Despite this difference, however, under certain conditions the laws of motion of liquids and gases are practically identical. One such condition is low velocity of the gas flow as compared with the speed of sound through gas.
The science of hydraulics concerns itself mainly with the motion of liquids. The internal flow of gases is studied only insofar as the velocity of flow is much less than that of sound and, consequently, their compressibility can be disregarded. Such cases are frequently encountered in engineering, as for example, in the flow of air in ventilation systems and in gas mains.
Investigation of the flow of liquids, and even more so gases, is a much more difficult and complicated task than studying the motion of rigid bodies. In rigid-body mechanics one deals with systems of rigidly connected particles; in fluid mechanics the object of investigation is a medium consisting of a multitude of particles in constant relative motion.
To the great Galileo belongs the maxim that it is easier to study the motion of remote celestial bodies than that of a stream running at one's feet. Because of these difficulties, fluid mechanics as a science developed along two different paths.
The first was the purely theoretical path of precise mathematical analysis based on the laws of mechanics. It led to the emergence of theoretical hydromechanics, which for a long time existed as an independent science. Its methods provided an attractive and effective means of scientific research. A theoretical analysis of fluid motion, however, encounters many stumbling blocks and does not always answer the questions arising in real situations.
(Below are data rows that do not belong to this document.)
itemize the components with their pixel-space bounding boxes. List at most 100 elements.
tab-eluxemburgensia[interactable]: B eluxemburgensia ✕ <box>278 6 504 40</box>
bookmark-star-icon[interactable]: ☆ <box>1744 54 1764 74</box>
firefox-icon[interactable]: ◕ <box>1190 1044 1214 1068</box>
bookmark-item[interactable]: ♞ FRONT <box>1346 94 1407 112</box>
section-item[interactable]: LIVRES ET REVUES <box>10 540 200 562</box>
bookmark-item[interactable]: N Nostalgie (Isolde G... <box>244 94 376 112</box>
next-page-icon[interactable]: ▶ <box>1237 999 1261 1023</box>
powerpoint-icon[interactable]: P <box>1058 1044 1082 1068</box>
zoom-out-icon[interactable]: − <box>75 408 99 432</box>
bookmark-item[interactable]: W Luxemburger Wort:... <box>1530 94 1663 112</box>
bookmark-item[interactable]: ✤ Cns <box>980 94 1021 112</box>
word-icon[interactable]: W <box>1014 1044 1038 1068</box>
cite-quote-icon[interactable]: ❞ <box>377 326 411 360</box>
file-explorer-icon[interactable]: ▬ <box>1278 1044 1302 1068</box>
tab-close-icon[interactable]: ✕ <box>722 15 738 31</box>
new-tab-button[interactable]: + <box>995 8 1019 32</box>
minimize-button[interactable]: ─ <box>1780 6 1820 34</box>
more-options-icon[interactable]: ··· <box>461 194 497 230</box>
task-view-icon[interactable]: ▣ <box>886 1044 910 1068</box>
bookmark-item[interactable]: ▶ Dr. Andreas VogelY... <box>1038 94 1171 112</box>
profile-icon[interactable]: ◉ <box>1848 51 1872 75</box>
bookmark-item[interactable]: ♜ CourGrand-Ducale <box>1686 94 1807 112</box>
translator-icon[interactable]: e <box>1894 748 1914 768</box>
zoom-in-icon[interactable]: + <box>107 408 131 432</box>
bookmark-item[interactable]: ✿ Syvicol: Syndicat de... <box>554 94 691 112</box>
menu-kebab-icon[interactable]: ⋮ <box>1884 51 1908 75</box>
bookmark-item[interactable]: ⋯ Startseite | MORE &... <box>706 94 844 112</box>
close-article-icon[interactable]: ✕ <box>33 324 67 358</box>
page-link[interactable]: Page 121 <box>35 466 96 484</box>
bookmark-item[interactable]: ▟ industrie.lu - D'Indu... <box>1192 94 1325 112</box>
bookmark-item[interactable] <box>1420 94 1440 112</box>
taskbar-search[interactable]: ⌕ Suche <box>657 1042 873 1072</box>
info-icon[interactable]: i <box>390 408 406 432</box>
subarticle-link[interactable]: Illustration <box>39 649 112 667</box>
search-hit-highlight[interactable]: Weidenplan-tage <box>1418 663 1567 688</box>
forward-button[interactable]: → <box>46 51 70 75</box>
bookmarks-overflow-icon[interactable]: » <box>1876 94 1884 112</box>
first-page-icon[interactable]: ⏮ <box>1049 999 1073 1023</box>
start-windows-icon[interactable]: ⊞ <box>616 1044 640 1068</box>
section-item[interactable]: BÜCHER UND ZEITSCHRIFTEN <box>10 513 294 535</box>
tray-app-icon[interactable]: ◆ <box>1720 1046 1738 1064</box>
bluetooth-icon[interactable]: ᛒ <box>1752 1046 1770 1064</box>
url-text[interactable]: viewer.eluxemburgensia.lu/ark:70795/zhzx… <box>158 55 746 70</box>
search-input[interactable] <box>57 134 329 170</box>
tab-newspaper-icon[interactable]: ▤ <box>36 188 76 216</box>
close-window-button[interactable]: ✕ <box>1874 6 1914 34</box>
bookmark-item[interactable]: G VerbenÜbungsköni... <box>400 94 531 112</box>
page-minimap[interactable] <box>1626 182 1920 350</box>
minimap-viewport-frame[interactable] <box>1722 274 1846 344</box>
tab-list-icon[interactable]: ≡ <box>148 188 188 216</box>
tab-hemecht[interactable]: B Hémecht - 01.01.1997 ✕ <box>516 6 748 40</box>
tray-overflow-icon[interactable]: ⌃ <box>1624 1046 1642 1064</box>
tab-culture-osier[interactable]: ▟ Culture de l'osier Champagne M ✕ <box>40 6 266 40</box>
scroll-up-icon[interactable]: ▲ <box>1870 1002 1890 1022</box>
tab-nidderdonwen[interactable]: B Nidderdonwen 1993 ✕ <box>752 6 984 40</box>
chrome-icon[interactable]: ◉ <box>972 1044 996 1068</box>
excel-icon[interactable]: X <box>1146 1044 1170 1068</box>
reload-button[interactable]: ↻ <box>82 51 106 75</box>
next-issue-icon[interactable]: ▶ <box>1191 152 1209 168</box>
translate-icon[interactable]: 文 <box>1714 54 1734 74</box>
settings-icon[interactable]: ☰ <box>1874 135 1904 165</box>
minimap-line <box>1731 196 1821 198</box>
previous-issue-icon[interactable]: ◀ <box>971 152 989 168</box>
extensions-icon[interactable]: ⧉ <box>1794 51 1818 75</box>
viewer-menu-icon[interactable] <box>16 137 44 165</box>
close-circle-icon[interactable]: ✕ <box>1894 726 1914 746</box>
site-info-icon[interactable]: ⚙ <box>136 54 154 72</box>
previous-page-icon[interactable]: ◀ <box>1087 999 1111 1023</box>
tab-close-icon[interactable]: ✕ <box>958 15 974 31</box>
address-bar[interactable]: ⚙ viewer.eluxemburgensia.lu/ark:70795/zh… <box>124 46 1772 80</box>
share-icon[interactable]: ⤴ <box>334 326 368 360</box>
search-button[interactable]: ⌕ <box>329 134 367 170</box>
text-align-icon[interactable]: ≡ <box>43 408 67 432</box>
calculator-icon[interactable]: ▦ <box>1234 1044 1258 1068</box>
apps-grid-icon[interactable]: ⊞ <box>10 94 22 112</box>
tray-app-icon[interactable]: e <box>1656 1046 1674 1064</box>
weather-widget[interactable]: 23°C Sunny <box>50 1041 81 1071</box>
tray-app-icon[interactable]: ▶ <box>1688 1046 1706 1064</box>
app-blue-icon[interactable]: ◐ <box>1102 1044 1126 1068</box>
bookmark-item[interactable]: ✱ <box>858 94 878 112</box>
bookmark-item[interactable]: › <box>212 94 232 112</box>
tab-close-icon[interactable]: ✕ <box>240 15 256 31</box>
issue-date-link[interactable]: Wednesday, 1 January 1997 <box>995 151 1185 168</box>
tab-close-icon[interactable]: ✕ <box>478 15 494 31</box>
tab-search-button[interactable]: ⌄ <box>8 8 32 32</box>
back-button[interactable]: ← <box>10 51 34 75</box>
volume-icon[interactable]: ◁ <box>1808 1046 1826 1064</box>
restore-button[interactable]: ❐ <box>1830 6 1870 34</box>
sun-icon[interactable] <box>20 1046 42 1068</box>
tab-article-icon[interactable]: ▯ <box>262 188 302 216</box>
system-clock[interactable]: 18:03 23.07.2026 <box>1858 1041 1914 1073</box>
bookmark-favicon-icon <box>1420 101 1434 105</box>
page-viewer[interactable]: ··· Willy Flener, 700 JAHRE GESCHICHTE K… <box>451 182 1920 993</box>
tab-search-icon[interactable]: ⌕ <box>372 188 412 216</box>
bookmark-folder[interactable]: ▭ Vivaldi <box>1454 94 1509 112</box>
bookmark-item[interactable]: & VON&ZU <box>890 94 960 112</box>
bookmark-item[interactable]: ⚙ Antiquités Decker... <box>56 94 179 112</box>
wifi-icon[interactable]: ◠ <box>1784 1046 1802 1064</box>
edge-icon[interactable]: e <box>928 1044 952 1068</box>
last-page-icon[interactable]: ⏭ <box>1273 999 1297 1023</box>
The urgent requirements of engineering practice, therefore, soon gave rise to a new science of fluid motion, hydraulics, in which researchers took to the second path, that of extensive experimenting and accumulation of factual data for application to engineering problems. At its origin, hydraulics was a purely empirical science. Today, though, whenever necessary it employs the methods of theoretical hydromechanics for the solution of various problems; and, conversely, in theoretical hydromechanics experiments are widely used to verify the validity of its conclusions. Thus, the difference in the methods employed by either science is gradually disappearing, and with it the boundary line between them.
The method of investigating fluid flow in hydraulics today is essentially as follows. The phenomenon under investigation is first simplified and idealised and the laws of theoretical mechanics are applied. The results are then compared with experimental data, the discrepancies are established and the theoretical formulas and solutions adjusted so as to make them suitable for practical application.
Many phenomena are so involved as to practically defy theoretical analysis and are investigated in hydraulics on the sole basis of experimental measurement, the results being expressed in empirical formulas. Thus, hydraulics can be called a semiempirical science.
At the same time it is an applied, engineering, science insofar as it emerged from the demands of life and is widely used in engineering. Hydraulics provides the methods of calculating and designing a wide range of hydraulic structures (dams, canals, weirs and pipelines for transporting fluids), machinery (pumps, turbines, fluid couplings) and other devices used in many branches of engineering, in machine-tool design, foundry practice, the manufacture of plastics, etc. Modern aircraft design, with its fluid drives, fuel and lubricating systems, hydraulic shock absorbers, etc., relies extensively on the science of hydraulics.